Every pregnant gal wonders if she will lose the weight after having the baby. All pregnant gals know that nursing helps you lose the baby weight. In fact, it burns about 650 calories to produce 25 oz of milk so nursing mothers are encouraged to eat at least 500 extra calories and then let the extra 150 come from the fat stores of pregnancy.
It took me about 3 months to lose the pregnancy weight. At my 6 week check up, my doctor was concerned that I was losing weight too quickly and stressed to me that I needed to maintain my health to maintain my baby's. But, as new mothers know, it is hard to have time to eat regularly. Especially eat that extra 500 calories in a "healthy" way.

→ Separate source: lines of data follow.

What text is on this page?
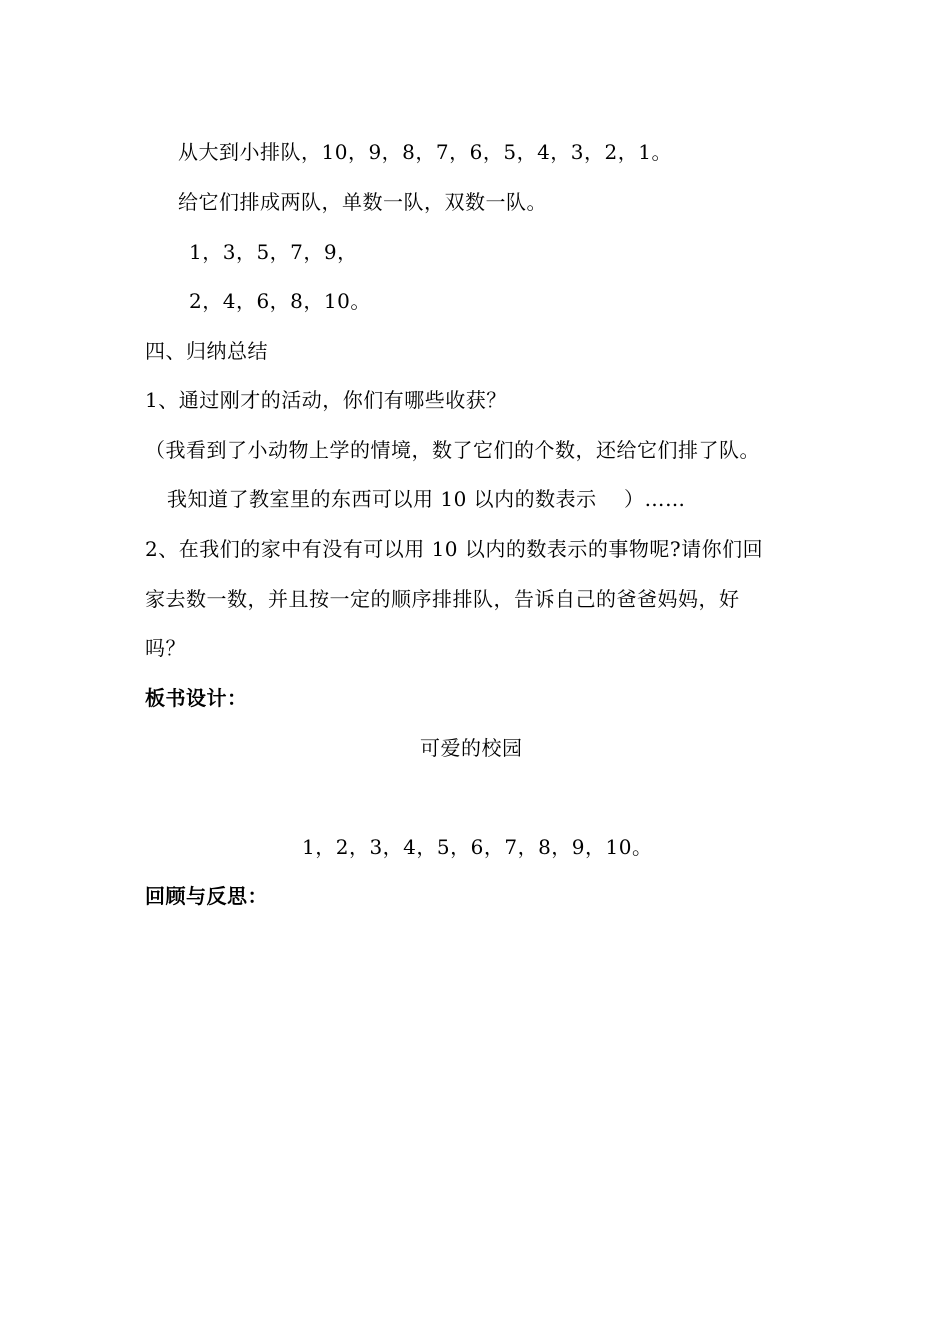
从大到小排队，10，9，8，7，6，5，4，3，2，1。
给它们排成两队，单数一队，双数一队。
1，3，5，7，9，
2，4，6，8，10。
四、归纳总结
1、通过刚才的活动，你们有哪些收获？
（我看到了小动物上学的情境，数了它们的个数，还给它们排了队。
我知道了教室里的东西可以用 10 以内的数表示 　）……
2、在我们的家中有没有可以用 10 以内的数表示的事物呢?请你们回
家去数一数，并且按一定的顺序排排队，告诉自己的爸爸妈妈，好
吗？
板书设计：
可爱的校园
1，2，3，4，5，6，7，8，9，10。
回顾与反思：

Sure I could stuff my face with donuts and milkshakes and meet that quota easily, but that wouldn't do anyone any good.
Bear is creeping up on 6 months and I am still losing weight. 10 pounds under my pre-pregnancy weight
I know this is a problem.
This is a problem I have struggled with in the past. When I get stressed, I don't eat. My appetite just goes out the window.
My cheek bones start to protrude, and my pants sag. People tease me and call me "skinny mini." I start to get angry because this is a weight problem. I don't walk around calling people "fatty" or say, "You really look like you are putting on some pounds." Why do people feel it is appropriate to comment on my current state? I had a person tell me "You are really losing too much weight and are really starting to look tired and run down."
I want to say "Piss off."
I don't.
I am doing everything I can do to provide for my son. I want to provide the best possible life for him. That includes nursing. I am doing everything I can to keep the weight on, and to gain weight. I drink Ensure (which is full of crap btw) I eat breakfast, fruit, granola bars, oatmeal, nuts and cheese for snacks. I even eat Wendy's on occasion for some additional fat to my diet. As a religious water drinker, I am now trying to drink more juice, I even add milk to my orange juice! I am trying to gain weight the healthy way, but I am not sure it is possible.
People may say "I wish I had that problem." But I don't think anyone really does. It is terribly discouraging. I can't put on muscle or fat. I am afraid to work out because I don't want to burn more calories.
So now I try to hide my body. I am starting to hate my body. My legs are skin and bone and I hate for people to see them. So I wear baggy "boyfriend" jeans, maxi skirts. I wear cardigans to hide my boney shoulders...I know people can see through it though. My face is evidence enough of my current weight. It is just unhealthy all the way around.
So, I am searching for tips. All the tips I have read online are to increase calorie consumption... and so I have.... anyone else have tips? That alone is not working.